The state of emergency was needed "in order to remove swiftly all the elements of the terrorist organisation involved in the coup attempt," he said at the presidential palace in Ankara.

"The decision has been made to declare the state of emergency for a period of three months," he said at a news conference.

He said the state of emergency is a measure "against the terror threat facing our country".

Mr Erdogan vowed that democracy would not be compromised in Turkey despite the declaration.

"We have never made compromises on democracy. And we will never make" them, he said. 

The announcement followed long meetings of Turkey's national security council and cabinet chaired by Mr Erdogan at the presidential palace.

Turkey's higher education council has also banned academics from work trips abroad and urged those overseas to quickly return home, the state-run Anadolu news agency has reported.

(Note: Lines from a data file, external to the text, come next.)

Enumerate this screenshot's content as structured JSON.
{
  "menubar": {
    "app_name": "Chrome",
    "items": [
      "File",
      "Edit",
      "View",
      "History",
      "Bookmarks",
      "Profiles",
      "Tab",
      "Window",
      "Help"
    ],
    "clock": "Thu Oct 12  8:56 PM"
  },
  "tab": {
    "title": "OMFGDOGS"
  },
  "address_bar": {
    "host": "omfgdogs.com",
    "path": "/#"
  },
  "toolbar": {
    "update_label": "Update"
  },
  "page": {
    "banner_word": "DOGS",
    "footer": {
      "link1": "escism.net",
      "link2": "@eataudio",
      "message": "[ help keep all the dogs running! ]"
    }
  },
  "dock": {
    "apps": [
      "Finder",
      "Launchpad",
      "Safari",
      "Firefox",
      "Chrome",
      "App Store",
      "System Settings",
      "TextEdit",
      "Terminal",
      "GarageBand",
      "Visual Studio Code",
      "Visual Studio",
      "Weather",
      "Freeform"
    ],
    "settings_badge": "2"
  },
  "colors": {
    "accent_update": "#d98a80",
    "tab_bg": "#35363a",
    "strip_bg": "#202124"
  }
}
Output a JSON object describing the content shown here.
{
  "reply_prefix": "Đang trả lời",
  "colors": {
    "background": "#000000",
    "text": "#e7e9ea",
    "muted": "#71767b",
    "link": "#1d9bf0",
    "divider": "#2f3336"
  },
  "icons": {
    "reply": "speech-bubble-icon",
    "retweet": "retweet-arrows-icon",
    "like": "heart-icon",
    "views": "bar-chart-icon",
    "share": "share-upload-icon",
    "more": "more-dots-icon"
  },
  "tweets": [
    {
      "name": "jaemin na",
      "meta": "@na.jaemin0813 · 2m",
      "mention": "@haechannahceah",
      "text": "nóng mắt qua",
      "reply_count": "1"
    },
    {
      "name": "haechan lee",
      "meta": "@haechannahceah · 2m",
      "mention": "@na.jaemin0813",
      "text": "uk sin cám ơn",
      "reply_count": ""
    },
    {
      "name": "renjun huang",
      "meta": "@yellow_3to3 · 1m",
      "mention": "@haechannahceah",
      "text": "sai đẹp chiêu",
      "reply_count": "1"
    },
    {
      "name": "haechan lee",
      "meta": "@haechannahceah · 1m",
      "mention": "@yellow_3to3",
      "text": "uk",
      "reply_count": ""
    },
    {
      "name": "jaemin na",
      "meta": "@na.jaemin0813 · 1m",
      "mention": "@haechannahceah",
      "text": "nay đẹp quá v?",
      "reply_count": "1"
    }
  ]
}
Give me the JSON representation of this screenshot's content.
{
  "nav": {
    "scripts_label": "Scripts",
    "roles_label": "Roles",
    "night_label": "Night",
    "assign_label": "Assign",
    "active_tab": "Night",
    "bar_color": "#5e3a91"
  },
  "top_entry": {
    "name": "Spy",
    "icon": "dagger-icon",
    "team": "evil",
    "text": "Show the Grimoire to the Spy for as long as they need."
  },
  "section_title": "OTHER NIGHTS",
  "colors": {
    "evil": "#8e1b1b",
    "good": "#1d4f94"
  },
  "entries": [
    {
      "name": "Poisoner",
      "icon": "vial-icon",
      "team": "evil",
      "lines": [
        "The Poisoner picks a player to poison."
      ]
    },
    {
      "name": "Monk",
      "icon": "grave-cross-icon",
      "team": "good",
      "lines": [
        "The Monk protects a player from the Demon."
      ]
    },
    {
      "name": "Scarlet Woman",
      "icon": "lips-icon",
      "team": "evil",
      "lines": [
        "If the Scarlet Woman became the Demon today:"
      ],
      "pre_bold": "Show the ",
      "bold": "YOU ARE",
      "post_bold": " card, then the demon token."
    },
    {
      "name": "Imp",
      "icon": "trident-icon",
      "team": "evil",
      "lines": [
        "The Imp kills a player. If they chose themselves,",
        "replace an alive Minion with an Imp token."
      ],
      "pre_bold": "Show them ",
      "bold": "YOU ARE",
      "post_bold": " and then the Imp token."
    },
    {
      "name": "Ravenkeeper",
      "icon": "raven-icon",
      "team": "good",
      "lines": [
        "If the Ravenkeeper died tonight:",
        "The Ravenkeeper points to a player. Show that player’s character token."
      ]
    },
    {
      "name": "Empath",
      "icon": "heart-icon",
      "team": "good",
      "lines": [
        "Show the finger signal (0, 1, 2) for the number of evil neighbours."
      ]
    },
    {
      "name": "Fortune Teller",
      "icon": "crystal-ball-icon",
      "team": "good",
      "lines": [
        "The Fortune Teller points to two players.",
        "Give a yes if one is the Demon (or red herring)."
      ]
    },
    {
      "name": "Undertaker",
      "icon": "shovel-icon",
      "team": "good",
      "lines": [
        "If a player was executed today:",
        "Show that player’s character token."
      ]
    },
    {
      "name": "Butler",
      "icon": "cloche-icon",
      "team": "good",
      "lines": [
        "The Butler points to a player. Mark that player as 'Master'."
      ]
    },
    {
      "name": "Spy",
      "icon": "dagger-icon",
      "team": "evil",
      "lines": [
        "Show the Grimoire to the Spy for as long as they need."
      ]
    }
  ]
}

Turkey has widened its massive post-coup purge from the military and police to the education sector to root out supporters of US-based cleric Fethullah Gulen, whom it accuses of orchestrating last Friday's failed bid.

The cleric, who lives in Pennsylvania, has denied the accusation.

Yesterday, the government suspended 15,200 state education employees and demanded the resignation of almost 1,600 deans from private and state universities over alleged links to Mr Gulen.

It also suspended 900 police officers in the capital Ankara on suspicion they have links with Mr Gulen.

Mr Gulen retains vast interests in Turkey ranging from media to finance to schools and wields influence in various apparatus including the judiciary and police.